1993年以前にエイズと診断された上記患者の3年生存率は42.6%であったの対し、1995年から1996年のそれは72.6%、1996年以降は84.6%に改善されていた。
予後を悪くする独立の予測因子がいくつかあり、例えばツ反陰性、結核に対する標準治療がなされなかったこと、肺病変合併のそれぞれのハザード率は1.6、2.2、1.3であった。一方HAARTが世に出たことで有意に予後は改善されていた。
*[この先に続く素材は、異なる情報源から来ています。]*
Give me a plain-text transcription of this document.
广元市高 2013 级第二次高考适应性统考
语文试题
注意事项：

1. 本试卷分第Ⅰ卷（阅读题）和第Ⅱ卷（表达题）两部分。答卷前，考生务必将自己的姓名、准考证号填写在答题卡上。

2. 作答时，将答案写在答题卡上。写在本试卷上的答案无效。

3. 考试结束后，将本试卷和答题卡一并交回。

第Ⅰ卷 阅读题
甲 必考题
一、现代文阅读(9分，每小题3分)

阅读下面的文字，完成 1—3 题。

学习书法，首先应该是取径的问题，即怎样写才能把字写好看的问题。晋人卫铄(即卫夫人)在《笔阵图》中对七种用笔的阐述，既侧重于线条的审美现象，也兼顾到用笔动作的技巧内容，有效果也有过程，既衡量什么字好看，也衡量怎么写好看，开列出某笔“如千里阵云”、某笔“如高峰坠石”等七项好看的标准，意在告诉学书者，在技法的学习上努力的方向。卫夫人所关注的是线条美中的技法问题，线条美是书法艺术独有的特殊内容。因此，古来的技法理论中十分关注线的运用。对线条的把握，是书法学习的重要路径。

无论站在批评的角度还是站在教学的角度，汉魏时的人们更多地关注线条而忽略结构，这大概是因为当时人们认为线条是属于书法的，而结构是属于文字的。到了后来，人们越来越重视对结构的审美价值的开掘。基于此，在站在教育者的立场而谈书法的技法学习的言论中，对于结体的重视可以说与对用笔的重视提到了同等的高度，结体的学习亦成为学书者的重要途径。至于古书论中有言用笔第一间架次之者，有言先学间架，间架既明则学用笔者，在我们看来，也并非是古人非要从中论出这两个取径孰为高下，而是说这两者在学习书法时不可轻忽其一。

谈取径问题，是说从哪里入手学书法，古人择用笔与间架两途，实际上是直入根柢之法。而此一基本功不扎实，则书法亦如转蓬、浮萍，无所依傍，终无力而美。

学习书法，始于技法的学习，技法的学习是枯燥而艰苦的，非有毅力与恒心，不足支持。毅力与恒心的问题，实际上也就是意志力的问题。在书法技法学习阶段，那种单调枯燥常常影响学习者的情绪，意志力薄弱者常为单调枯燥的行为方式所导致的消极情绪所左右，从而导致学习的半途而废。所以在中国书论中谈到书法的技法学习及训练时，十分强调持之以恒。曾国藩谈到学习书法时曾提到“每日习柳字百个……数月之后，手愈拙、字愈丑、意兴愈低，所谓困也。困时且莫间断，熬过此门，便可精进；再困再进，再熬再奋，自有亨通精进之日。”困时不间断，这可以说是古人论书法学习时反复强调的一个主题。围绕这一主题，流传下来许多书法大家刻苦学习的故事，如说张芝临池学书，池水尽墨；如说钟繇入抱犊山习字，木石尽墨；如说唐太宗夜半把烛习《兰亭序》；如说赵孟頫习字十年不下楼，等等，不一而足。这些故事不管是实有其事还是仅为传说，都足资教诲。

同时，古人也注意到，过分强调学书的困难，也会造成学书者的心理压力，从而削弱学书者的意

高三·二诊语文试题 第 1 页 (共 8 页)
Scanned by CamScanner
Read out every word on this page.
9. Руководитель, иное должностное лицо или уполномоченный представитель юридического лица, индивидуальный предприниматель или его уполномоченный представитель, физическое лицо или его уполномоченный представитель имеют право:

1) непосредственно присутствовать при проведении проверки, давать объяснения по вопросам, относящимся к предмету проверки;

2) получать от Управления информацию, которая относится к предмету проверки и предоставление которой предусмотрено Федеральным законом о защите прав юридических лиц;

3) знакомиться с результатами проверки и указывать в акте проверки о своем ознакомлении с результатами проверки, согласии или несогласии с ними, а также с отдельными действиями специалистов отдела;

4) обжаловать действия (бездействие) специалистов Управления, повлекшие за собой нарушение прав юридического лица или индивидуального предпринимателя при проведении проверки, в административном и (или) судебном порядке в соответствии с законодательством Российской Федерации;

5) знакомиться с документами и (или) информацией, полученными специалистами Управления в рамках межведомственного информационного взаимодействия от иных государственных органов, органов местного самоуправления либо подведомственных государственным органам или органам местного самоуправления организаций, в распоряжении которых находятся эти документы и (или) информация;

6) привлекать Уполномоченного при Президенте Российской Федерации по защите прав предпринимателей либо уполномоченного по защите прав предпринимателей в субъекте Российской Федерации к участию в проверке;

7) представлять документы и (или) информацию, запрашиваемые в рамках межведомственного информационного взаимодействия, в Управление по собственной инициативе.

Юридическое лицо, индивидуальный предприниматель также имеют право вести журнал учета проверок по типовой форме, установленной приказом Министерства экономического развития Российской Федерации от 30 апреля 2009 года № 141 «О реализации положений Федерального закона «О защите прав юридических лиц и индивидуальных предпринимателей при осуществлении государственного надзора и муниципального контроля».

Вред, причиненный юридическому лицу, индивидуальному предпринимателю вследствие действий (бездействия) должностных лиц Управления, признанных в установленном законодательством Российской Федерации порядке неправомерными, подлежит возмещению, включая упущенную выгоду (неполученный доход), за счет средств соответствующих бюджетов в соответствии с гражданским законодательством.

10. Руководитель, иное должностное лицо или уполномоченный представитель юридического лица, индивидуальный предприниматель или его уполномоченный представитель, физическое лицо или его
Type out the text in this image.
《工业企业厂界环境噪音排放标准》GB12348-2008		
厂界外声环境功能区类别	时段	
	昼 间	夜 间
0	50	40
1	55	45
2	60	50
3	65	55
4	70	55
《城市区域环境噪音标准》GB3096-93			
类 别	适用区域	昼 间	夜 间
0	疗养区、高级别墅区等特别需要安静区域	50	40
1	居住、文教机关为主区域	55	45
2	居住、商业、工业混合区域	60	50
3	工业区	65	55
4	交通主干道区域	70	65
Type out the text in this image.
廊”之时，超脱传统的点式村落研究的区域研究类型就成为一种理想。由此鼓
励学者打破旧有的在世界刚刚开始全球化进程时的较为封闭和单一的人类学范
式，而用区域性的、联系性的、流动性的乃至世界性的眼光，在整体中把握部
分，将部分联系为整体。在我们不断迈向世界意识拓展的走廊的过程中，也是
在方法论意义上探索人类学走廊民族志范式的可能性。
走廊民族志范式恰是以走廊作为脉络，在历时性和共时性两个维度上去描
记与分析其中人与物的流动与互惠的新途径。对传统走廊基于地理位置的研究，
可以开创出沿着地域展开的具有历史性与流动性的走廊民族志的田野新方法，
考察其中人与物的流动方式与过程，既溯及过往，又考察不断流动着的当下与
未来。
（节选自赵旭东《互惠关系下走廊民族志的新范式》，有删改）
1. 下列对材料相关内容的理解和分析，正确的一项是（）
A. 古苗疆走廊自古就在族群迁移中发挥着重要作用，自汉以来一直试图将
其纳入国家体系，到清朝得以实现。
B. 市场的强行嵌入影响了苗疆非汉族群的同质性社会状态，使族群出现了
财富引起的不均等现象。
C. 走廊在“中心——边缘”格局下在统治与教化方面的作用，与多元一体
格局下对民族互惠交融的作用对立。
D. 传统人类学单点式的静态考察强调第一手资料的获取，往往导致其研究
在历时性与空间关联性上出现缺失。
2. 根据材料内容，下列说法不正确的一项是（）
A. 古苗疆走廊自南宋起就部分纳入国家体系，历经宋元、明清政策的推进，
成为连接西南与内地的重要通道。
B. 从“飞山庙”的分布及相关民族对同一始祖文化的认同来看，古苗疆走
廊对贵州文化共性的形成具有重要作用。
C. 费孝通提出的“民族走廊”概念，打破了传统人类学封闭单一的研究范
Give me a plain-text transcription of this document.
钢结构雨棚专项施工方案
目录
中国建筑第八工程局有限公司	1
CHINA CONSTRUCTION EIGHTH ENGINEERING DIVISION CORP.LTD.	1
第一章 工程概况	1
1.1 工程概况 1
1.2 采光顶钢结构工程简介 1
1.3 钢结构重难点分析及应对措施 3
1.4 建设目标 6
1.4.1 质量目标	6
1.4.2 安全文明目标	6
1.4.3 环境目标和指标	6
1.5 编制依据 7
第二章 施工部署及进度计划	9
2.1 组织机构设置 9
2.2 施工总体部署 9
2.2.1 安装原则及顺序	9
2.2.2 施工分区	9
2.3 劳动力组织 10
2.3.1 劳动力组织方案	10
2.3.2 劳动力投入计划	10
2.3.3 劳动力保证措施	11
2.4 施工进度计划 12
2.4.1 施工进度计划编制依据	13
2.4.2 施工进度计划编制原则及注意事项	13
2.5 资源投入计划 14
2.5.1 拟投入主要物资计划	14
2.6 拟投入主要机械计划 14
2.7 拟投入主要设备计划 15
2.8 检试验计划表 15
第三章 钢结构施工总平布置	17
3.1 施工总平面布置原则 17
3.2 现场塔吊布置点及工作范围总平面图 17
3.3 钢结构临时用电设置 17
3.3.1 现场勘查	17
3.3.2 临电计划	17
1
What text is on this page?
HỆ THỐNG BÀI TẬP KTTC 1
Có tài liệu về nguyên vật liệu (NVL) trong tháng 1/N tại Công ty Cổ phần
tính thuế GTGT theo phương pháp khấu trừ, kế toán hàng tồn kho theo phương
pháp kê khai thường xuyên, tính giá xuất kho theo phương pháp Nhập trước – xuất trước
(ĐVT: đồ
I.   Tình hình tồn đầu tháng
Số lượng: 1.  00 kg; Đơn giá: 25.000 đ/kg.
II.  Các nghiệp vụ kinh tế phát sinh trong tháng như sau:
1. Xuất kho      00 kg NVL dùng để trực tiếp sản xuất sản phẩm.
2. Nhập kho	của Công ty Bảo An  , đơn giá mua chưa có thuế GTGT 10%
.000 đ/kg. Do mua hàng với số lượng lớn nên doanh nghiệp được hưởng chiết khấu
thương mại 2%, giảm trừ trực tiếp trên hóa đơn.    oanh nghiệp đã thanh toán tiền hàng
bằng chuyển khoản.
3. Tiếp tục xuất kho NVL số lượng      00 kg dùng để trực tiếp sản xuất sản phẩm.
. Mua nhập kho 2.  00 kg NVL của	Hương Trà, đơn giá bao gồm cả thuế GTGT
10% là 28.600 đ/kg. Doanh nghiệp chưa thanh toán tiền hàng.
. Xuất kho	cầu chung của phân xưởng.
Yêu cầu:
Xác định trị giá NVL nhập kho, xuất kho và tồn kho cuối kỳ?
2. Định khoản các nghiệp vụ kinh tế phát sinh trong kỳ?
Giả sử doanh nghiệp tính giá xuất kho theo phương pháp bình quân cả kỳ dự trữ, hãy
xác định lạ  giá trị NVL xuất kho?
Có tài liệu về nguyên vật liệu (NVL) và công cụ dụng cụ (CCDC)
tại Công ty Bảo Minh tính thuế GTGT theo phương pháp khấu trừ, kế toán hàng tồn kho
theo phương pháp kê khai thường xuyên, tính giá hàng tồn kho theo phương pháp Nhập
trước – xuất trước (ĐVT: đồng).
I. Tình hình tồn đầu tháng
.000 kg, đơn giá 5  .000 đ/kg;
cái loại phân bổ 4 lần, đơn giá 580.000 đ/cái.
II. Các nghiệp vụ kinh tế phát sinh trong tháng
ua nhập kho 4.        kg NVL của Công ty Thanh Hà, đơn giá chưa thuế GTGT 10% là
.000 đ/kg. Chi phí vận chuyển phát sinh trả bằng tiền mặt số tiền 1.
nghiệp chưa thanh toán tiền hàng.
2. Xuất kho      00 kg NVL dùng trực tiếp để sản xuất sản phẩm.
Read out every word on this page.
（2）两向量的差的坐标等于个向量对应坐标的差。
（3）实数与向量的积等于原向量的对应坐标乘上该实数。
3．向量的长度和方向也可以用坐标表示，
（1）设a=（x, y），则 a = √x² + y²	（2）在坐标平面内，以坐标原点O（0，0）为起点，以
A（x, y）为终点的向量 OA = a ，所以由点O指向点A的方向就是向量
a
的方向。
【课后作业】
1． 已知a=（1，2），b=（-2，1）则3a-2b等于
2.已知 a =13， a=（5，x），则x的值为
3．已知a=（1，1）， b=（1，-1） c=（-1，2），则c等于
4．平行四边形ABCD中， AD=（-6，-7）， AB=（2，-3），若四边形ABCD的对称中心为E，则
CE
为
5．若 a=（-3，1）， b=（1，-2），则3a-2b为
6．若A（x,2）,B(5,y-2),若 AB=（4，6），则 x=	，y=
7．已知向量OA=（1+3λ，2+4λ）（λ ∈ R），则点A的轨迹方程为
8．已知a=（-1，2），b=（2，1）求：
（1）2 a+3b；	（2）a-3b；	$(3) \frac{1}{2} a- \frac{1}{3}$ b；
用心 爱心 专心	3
Zidovudine Clearance Reduced Greatly In Premature Infants


Zidovudine Clearance は、HIVに被爆した未熟児で大きく低下している、とアメリカの研究者が報告した。UCSDの研究者が、35週以下で生まれた38人の乳児でZidovudineの使用して検討した。2週齢までは12時間毎に1.5mg/kg用い、6週齢までは8時間毎に2mg/kg用いた。薬物動態が1、2、4週で検査され、トラフ濃度が3microgram/M以下を維持するようにした。未熟児では、正産期に生まれた児と比較して、Zidovudine Clearance は低下していた。9人の児は、薬の減量が必要であった。4つの要素が独立してZidovudine Clearanceに影響していた。
週数、生まれた週数、クレアチニン濃度とfurosemideの使用であった。
その結果、以下の量が推奨された。30週程度で産まれた児では2週まで、30週以下で産まれた児では4週まで、12時間毎の1.5mg/kgの静注か2mg/kgの経口で開始し、8時間毎に移行する方法が良い。
Micronutrient Deficiencies Common In People In HIV Medicina Clinica

HIV感染症患者に共通の微量養分欠乏について


HIV感染症と炎症反応に関係している微量養分

無症候性を含むHIV感染者は一般的に微量養分欠乏症を示し、いくつかのケースでは
炎症を反映していた。
研究グループは、HIV感染症患者86名を対象として、それらを、無症候性感染者、
日和見感染症を発症していないエイズ患者、アクティブな日和見感染症を発症して
いるエイズ患者のグループに分け、さらに、コントロール群を加えて研究を行った。
36.4%のHIV感染者のビタミンAの血清レベルは正常範囲よりも低く、さらに、
14.3%のHIV感染者のビタミンEのレベルも正常範囲より低かった。
これは、コントロール群では認められなかった。
ビタミンA欠乏は、疾患の重症度が増すに従って認められるようになり、
アクティブな日和見感染症を発症しているエイズ患者は、その他のグループに比べて
ビタミンAの濃度が低く、血清銅が高値を示していた。また、ビタミンAと銅の濃度は、
炎症性のパラメーターと相関していた。
無症候性を含むHIV感染者は、一般的に微量養分の欠乏を示すと結論づけ、
また、ビタミンAと銅の血中濃度が栄養上のステータスではなく、
炎症の影響を反映する可能性があることを示唆した。